To find the maximum value, we need to locate the critical points by finding where the derivative equals zero. The derivative of our function is one over x times natural log of 10, plus one over x, minus two x. Setting this equal to zero gives us our critical point equation. We can simplify this by combining the fractions with a common denominator. Notice on the graph that the derivative, shown in red, crosses the x-axis at the critical point. This is where the original function, shown in blue, reaches its maximum value.

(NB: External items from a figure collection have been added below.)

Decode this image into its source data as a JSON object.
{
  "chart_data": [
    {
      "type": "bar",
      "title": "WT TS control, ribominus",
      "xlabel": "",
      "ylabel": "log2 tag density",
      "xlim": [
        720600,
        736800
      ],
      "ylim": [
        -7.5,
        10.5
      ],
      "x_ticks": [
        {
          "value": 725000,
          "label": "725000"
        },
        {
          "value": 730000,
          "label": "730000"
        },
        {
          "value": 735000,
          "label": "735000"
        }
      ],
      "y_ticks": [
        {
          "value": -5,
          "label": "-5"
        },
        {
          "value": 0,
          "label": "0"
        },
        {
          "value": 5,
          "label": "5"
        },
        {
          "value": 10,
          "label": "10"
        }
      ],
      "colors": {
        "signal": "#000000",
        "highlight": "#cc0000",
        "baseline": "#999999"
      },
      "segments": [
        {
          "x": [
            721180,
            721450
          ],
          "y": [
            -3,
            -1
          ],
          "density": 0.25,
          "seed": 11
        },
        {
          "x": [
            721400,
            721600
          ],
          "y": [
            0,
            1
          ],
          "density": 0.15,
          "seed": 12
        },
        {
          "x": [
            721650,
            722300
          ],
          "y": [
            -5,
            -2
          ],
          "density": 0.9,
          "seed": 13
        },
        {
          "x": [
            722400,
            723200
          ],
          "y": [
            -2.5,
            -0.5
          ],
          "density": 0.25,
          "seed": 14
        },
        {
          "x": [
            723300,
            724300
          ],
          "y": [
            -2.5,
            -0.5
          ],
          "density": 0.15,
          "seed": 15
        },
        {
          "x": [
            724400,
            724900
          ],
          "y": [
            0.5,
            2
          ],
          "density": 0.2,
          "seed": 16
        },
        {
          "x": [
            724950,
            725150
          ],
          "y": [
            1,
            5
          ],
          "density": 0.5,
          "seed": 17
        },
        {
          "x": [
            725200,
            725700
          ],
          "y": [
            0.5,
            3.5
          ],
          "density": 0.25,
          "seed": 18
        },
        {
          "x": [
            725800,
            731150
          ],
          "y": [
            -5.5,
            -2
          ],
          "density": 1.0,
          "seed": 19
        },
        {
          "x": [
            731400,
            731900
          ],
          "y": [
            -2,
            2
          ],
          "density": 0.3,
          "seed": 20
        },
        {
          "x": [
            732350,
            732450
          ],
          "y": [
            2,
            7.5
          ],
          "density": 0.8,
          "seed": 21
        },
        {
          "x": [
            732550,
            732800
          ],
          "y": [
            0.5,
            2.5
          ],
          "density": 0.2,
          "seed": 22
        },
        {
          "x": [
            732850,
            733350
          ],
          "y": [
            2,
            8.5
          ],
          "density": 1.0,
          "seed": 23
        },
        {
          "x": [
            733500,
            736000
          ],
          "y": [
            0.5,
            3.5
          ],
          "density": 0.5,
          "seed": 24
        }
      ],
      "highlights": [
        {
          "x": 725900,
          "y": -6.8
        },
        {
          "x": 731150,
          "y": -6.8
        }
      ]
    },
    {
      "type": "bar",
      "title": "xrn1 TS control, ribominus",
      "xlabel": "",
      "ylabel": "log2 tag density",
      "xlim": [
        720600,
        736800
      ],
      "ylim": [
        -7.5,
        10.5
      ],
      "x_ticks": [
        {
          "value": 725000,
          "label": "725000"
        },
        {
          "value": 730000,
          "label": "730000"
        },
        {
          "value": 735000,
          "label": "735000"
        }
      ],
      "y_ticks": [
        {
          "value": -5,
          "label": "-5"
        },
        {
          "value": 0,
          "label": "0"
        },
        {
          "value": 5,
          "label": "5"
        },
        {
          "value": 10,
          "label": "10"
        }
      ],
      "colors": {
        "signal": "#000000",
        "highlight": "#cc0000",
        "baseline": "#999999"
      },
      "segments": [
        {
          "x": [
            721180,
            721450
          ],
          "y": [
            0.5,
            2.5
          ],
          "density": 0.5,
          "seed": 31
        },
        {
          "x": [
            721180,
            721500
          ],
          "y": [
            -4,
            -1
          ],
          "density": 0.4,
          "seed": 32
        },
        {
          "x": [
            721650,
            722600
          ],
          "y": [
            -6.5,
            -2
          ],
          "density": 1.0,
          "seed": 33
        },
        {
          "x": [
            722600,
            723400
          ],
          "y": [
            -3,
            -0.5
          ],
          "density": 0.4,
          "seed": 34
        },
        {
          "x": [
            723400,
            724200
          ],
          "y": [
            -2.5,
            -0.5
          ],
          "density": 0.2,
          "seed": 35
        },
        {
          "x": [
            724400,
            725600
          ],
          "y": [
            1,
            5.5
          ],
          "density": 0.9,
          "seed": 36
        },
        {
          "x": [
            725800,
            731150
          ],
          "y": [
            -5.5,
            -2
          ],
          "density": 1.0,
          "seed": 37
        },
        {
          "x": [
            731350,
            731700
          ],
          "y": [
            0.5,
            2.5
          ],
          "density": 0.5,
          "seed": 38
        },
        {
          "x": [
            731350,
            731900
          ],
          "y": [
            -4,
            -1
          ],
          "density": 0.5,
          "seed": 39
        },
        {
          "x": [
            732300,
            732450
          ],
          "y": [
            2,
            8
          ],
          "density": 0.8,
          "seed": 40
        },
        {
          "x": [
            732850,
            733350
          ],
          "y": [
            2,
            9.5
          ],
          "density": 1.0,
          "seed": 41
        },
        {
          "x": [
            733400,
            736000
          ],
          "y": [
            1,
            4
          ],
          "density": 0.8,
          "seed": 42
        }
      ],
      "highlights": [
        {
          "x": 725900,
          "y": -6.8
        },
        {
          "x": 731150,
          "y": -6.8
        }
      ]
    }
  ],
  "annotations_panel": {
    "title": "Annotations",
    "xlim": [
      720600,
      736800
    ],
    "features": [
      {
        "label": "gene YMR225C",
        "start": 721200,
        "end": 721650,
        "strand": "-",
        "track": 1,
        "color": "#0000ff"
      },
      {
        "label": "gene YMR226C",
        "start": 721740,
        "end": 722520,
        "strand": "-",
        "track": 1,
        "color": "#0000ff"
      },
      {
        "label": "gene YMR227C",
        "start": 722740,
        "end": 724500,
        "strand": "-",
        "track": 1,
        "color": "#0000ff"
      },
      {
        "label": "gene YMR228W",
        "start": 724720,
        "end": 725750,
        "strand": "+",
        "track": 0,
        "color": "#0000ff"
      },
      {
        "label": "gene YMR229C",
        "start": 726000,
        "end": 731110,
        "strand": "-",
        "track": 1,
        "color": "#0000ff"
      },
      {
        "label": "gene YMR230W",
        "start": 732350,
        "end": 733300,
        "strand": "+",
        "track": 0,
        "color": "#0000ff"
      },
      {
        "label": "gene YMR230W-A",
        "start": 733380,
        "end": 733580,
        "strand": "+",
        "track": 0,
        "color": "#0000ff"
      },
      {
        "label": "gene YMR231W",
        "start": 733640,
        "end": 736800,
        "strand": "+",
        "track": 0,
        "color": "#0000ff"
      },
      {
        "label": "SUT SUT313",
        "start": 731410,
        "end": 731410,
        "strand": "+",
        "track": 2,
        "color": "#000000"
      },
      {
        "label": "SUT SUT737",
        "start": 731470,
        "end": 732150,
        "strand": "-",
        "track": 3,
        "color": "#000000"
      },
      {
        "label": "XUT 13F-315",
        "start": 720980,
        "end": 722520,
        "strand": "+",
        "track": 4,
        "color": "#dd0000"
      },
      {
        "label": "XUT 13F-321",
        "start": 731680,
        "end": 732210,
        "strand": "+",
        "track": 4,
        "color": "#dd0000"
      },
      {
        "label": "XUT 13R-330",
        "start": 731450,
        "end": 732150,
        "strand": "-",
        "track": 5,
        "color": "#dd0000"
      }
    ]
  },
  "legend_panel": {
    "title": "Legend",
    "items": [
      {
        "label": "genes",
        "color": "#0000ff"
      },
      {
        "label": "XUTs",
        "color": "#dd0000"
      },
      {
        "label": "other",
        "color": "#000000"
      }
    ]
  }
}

Now, let's solve the equation to find the exact critical point. We rearrange to get the fraction equal to 2x. Multiplying both sides by x times natural log of 10 gives us 1 plus natural log of 10 equals 2x squared times natural log of 10. Solving for x, we get x equals the square root of the fraction 1 plus natural log of 10 over 2 times natural log of 10, which is approximately 0.83. To verify this is a maximum, we check the second derivative, which is negative for all positive x values. Since the second derivative is negative at our critical point, this confirms we have found a maximum value.
Now that we've found the critical point at x equals 0.83, let's calculate the maximum value of our function. Substituting this x-value into our original function, we get log base 10 of 0.83, plus natural log of 0.83, minus 0.83 squared, plus 10. Computing each term, we get negative 0.081 minus 0.186 minus 0.689 plus 10, which equals approximately 9.044. Therefore, the maximum value of our function occurs at x equals 0.83, and the maximum value is approximately 9.044. We can verify this on our graph, where we see the function reaches its peak at this point.
Let's summarize what we've learned. We found the maximum value of the function y equals log base 10 of x plus natural log of x minus x squared plus 10. We identified the critical point by setting the derivative equal to zero and solving the resulting equation. This gave us x equals the square root of the fraction 1 plus natural log of 10 over 2 times natural log of 10, which is approximately 0.83. We confirmed this is a maximum by checking that the second derivative is negative at this point. Finally, we calculated the maximum value of the function to be approximately 9.044. This approach demonstrates how calculus can be used to find extreme values of functions.